In this study, the researchers had people drink artificially flavored drinks. Some of the drinks were calorie-free, while others contained maltodextrin, a carbohydrate that people can’t taste, but still has calories. In a series of experiments, the researchers found that over three weeks’ time, people come to like the flavor paired with maltodextrin more, even though they couldn’t taste the added carbohydrate. Still, they only increased their liking from “mildly pleasant” at the start of the study to “moderately pleasant” at the end of the study.

The researchers saw a larger effect when they took functional magnetic resonance imaging (MRI) scans of people’s brains while they sipped the different flavors. Although they gave everyone 112.5 calories’ worth of maltodextrin in their caloric drinks, different people have different metabolisms, so the blood sugar levels differed after drinking the maltodextrin drink. The researchers saw that two regions in the brain, the hypothalamus and the nucleus accumbens, responded to the drinks in such a way that people with more blood glucose after drinking had more of a brain response. Meanwhile, the hypothalamus and nucleus accumbens responses weren’t related to how much people said they liked their drinks.

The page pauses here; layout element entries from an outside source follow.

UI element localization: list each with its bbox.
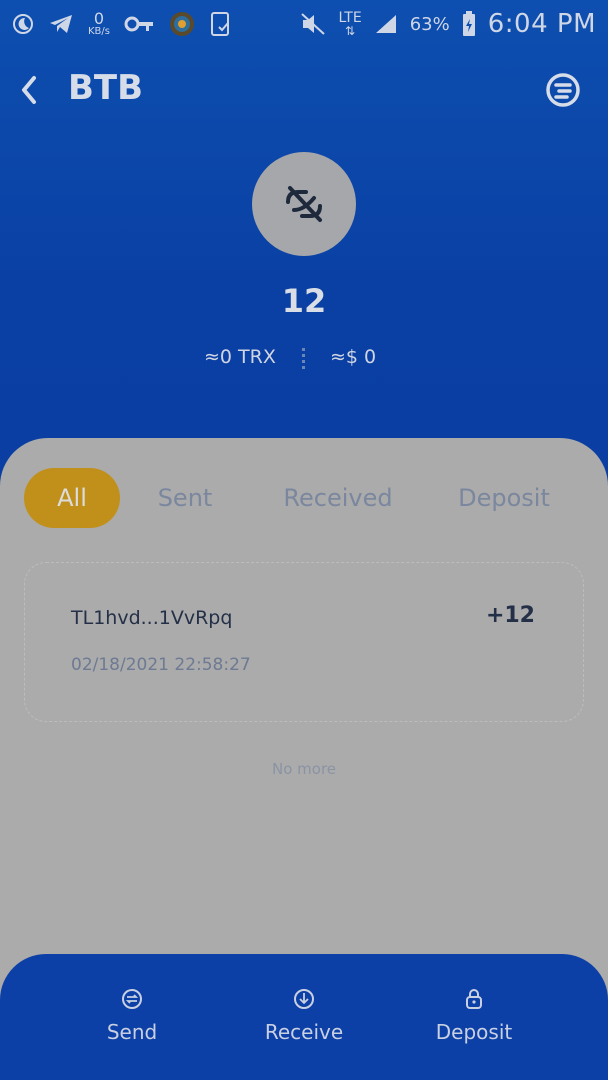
filter-tabs: All Sent Received Deposit bbox=[24, 468, 584, 528]
tab-all[interactable]: All bbox=[24, 468, 120, 528]
swap-icon bbox=[122, 989, 142, 1009]
tab-sent[interactable]: Sent bbox=[142, 468, 228, 528]
send-button[interactable]: Send bbox=[62, 988, 202, 1058]
chevron-left-icon bbox=[22, 76, 36, 104]
transaction-address: TL1hvd...1VvRpq bbox=[71, 607, 233, 629]
tab-received[interactable]: Received bbox=[274, 468, 402, 528]
network-type: LTE ⇅ bbox=[338, 10, 362, 38]
lock-icon bbox=[466, 989, 482, 1009]
clock: 6:04 PM bbox=[487, 9, 596, 39]
data-speed-indicator: 0 KB/s bbox=[88, 9, 110, 37]
transaction-amount: +12 bbox=[485, 603, 535, 628]
menu-circle-icon bbox=[546, 73, 580, 107]
telegram-icon bbox=[48, 13, 74, 35]
back-button[interactable] bbox=[14, 70, 44, 110]
screenshot-icon bbox=[210, 11, 232, 37]
trx-value: ≈0 TRX bbox=[204, 346, 276, 368]
transaction-datetime: 02/18/2021 22:58:27 bbox=[71, 655, 251, 675]
value-separator bbox=[302, 348, 305, 372]
fiat-values: ≈0 TRX ≈$ 0 bbox=[0, 346, 608, 376]
page-title: BTB bbox=[68, 68, 144, 108]
action-bar: Send Receive Deposit bbox=[0, 954, 608, 1080]
signal-icon bbox=[374, 13, 398, 35]
crossed-chain-icon bbox=[286, 186, 322, 222]
status-bar: 0 KB/s LTE ⇅ 63% 6:04 PM bbox=[0, 0, 608, 48]
list-end-label: No more bbox=[271, 760, 337, 778]
deposit-label: Deposit bbox=[435, 1020, 513, 1044]
usd-value: ≈$ 0 bbox=[330, 346, 377, 368]
moon-icon bbox=[12, 13, 34, 35]
download-icon bbox=[294, 989, 314, 1009]
tab-deposit[interactable]: Deposit bbox=[448, 468, 560, 528]
token-balance: 12 bbox=[281, 282, 327, 320]
key-icon bbox=[124, 15, 154, 33]
wallet-header: 0 KB/s LTE ⇅ 63% 6:04 PM BTB 12 ≈0 TRX ≈… bbox=[0, 0, 608, 500]
top-bar: BTB bbox=[0, 60, 608, 120]
token-logo bbox=[252, 152, 356, 256]
battery-percent: 63% bbox=[409, 13, 450, 35]
deposit-button[interactable]: Deposit bbox=[404, 988, 544, 1058]
app-notification-icon bbox=[168, 10, 196, 38]
transaction-item[interactable]: TL1hvd...1VvRpq +12 02/18/2021 22:58:27 bbox=[24, 562, 584, 722]
menu-button[interactable] bbox=[545, 72, 581, 108]
battery-charging-icon bbox=[462, 11, 476, 37]
mute-icon bbox=[300, 12, 326, 36]
receive-button[interactable]: Receive bbox=[234, 988, 374, 1058]
send-label: Send bbox=[106, 1020, 158, 1044]
receive-label: Receive bbox=[264, 1020, 344, 1044]
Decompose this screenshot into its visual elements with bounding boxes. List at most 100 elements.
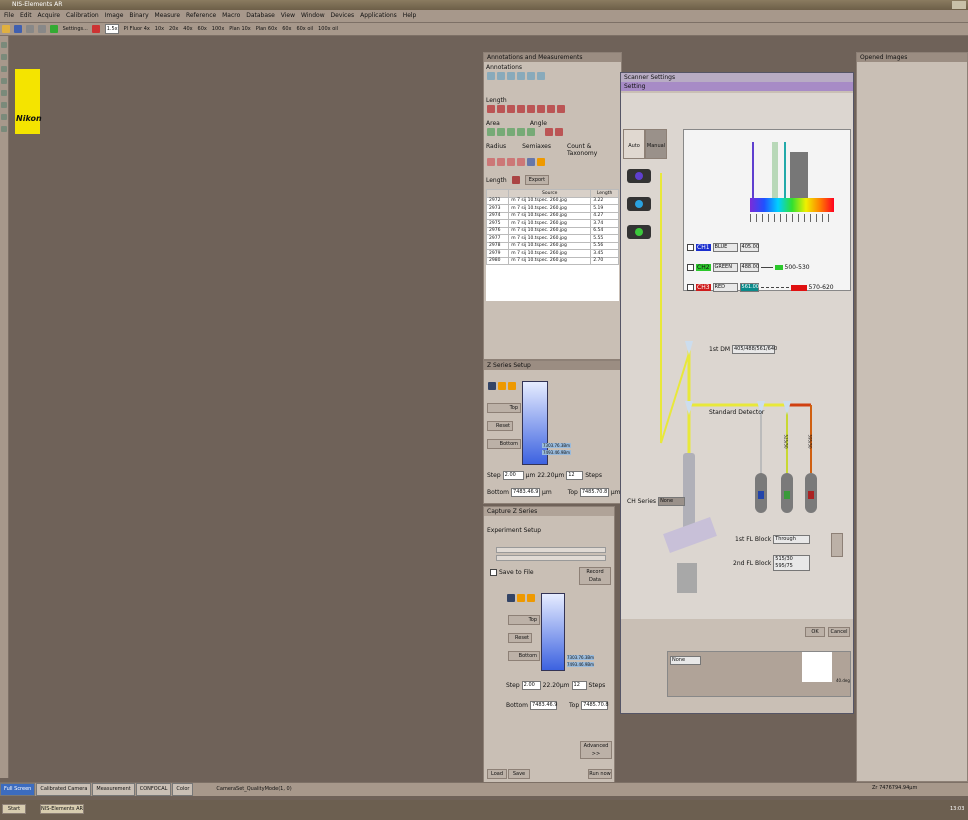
objective-4[interactable]: 40x [183, 23, 192, 35]
measure-icon[interactable] [1, 114, 7, 120]
capture-top-button[interactable]: Top [508, 615, 540, 625]
table-row[interactable]: 2979 m 7 sij 10.tspec. 260.jpg 3.45 [486, 249, 619, 258]
undo-icon[interactable] [37, 25, 46, 33]
distance-tool-icon[interactable] [517, 105, 525, 113]
taskbar-task[interactable]: NIS-Elements AR [40, 804, 84, 814]
measurement-mode-select[interactable]: Length [486, 177, 507, 184]
menu-binary[interactable]: Binary [129, 10, 148, 22]
menu-help[interactable]: Help [403, 10, 417, 22]
objective-11[interactable]: 100x oil [318, 23, 338, 35]
capture-mode-2-icon[interactable] [517, 594, 525, 602]
capture-steps-field[interactable]: 12 [571, 681, 587, 690]
zoom-icon[interactable] [1, 54, 7, 60]
area-poly-icon[interactable] [497, 128, 505, 136]
menu-calibration[interactable]: Calibration [66, 10, 99, 22]
objective-5[interactable]: 60x [198, 23, 207, 35]
second-fl-select[interactable]: 515/30 595/75 [773, 555, 811, 571]
capture-bottom-field[interactable]: 7483.46.9 [530, 701, 557, 710]
first-fl-select[interactable]: Through [773, 535, 811, 544]
objective-6[interactable]: 100x [212, 23, 225, 35]
save-to-file-checkbox[interactable] [490, 569, 497, 576]
table-row[interactable]: 2978 m 7 sij 10.tspec. 260.jpg 5.56 [486, 241, 619, 250]
menu-applications[interactable]: Applications [360, 10, 397, 22]
polygon-tool-icon[interactable] [537, 72, 545, 80]
window-controls[interactable] [952, 1, 966, 9]
taxonomy-tool-icon[interactable] [537, 158, 545, 166]
print-icon[interactable] [25, 25, 34, 33]
text-tool-icon[interactable] [517, 72, 525, 80]
start-button[interactable]: Start [2, 804, 26, 814]
objective-10[interactable]: 60x oil [296, 23, 313, 35]
mode-range-icon[interactable] [498, 382, 506, 390]
mode-top-bottom-icon[interactable] [488, 382, 496, 390]
run-now-button[interactable]: Run now [588, 769, 612, 779]
hand-icon[interactable] [1, 66, 7, 72]
load-button[interactable]: Load [487, 769, 507, 779]
table-row[interactable]: 2976 m 7 sij 10.tspec. 260.jpg 6.54 [486, 226, 619, 235]
table-header-source[interactable]: Source [508, 189, 592, 198]
open-icon[interactable] [2, 25, 10, 33]
live-icon[interactable] [49, 25, 58, 33]
ellipse-tool-icon[interactable] [527, 72, 535, 80]
angle-tool-icon[interactable] [545, 128, 553, 136]
side-toggle-button[interactable] [831, 533, 843, 557]
ok-button[interactable]: OK [805, 627, 825, 637]
menu-edit[interactable]: Edit [20, 10, 32, 22]
lower-select[interactable]: None [670, 656, 701, 665]
table-row[interactable]: 2972 m 7 sij 10.tspec. 260.jpg 3.22 [486, 196, 619, 205]
capture-step-field[interactable]: 2.00 [521, 681, 541, 690]
table-row[interactable]: 2973 m 7 sij 10.tspec. 260.jpg 5.19 [486, 204, 619, 213]
objective-3[interactable]: 20x [169, 23, 178, 35]
settings-button[interactable]: Settings... [63, 23, 88, 35]
perpendicular-tool-icon[interactable] [537, 105, 545, 113]
capture-reset-button[interactable]: Reset [508, 633, 532, 643]
zseries-top-button[interactable]: Top [487, 403, 521, 413]
area-auto-icon[interactable] [527, 128, 535, 136]
delete-icon[interactable] [511, 176, 520, 184]
capture-top-field[interactable]: 7485.70.8 [581, 701, 609, 710]
tab-full-screen[interactable]: Full Screen [0, 783, 36, 796]
semiaxes-tool-icon[interactable] [507, 158, 515, 166]
rect-tool-icon[interactable] [507, 72, 515, 80]
line-tool-icon[interactable] [497, 72, 505, 80]
radius-tool-icon[interactable] [487, 158, 495, 166]
objective-7[interactable]: Plan 10x [229, 23, 251, 35]
grid-length-icon[interactable] [557, 105, 565, 113]
capture-mode-3-icon[interactable] [527, 594, 535, 602]
freehand-tool-icon[interactable] [507, 105, 515, 113]
channel-icon[interactable] [1, 102, 7, 108]
menu-file[interactable]: File [4, 10, 14, 22]
radius-2-icon[interactable] [497, 158, 505, 166]
area-rect-icon[interactable] [487, 128, 495, 136]
pointer-icon[interactable] [1, 42, 7, 48]
objective-8[interactable]: Plan 60x [256, 23, 278, 35]
length-tool-icon[interactable] [487, 105, 495, 113]
cancel-button[interactable]: Cancel [828, 627, 850, 637]
save-button[interactable]: Save [508, 769, 530, 779]
tab-confocal[interactable]: CONFOCAL [135, 783, 172, 796]
mode-symmetric-icon[interactable] [508, 382, 516, 390]
zseries-bottom-field[interactable]: 7483.46.9 [511, 488, 541, 497]
record-data-button[interactable]: Record Data [579, 567, 611, 585]
count-tool-icon[interactable] [527, 158, 535, 166]
zseries-reset-button[interactable]: Reset [487, 421, 513, 431]
lut-icon[interactable] [1, 90, 7, 96]
angle-2-icon[interactable] [555, 128, 563, 136]
table-row[interactable]: 2975 m 7 sij 10.tspec. 260.jpg 3.74 [486, 219, 619, 228]
menu-devices[interactable]: Devices [331, 10, 355, 22]
first-dm-select[interactable]: 405/488/561/640 [732, 345, 777, 354]
image-canvas[interactable] [9, 36, 482, 778]
polyline-tool-icon[interactable] [497, 105, 505, 113]
menu-window[interactable]: Window [301, 10, 325, 22]
zseries-steps-field[interactable]: 12 [566, 471, 584, 480]
objective-1[interactable]: Pl Fluor 4x [124, 23, 150, 35]
zseries-top-field[interactable]: 7485.70.8 [579, 488, 609, 497]
menu-acquire[interactable]: Acquire [38, 10, 61, 22]
table-header-length[interactable]: Length [590, 189, 619, 198]
export-button[interactable]: Export [524, 175, 550, 185]
zseries-step-field[interactable]: 2.00 [502, 471, 524, 480]
area-free-icon[interactable] [517, 128, 525, 136]
zseries-bottom-button[interactable]: Bottom [487, 439, 521, 449]
table-row[interactable]: 2977 m 7 sij 10.tspec. 260.jpg 5.55 [486, 234, 619, 243]
menu-view[interactable]: View [281, 10, 295, 22]
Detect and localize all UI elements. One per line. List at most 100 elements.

“Overall, the results suggested that there’s a real tight metabolic control of flavor reinforcement,” said Small. “So it’s metabolism controlling the mind, in a way.”

Small’s hypothesis is that people who overeat don’t necessarily like calorie-dense foods more. Instead, some people may be more at risk for overeating because their blood glucose levels—and brains—are reacting more strongly than other people’s.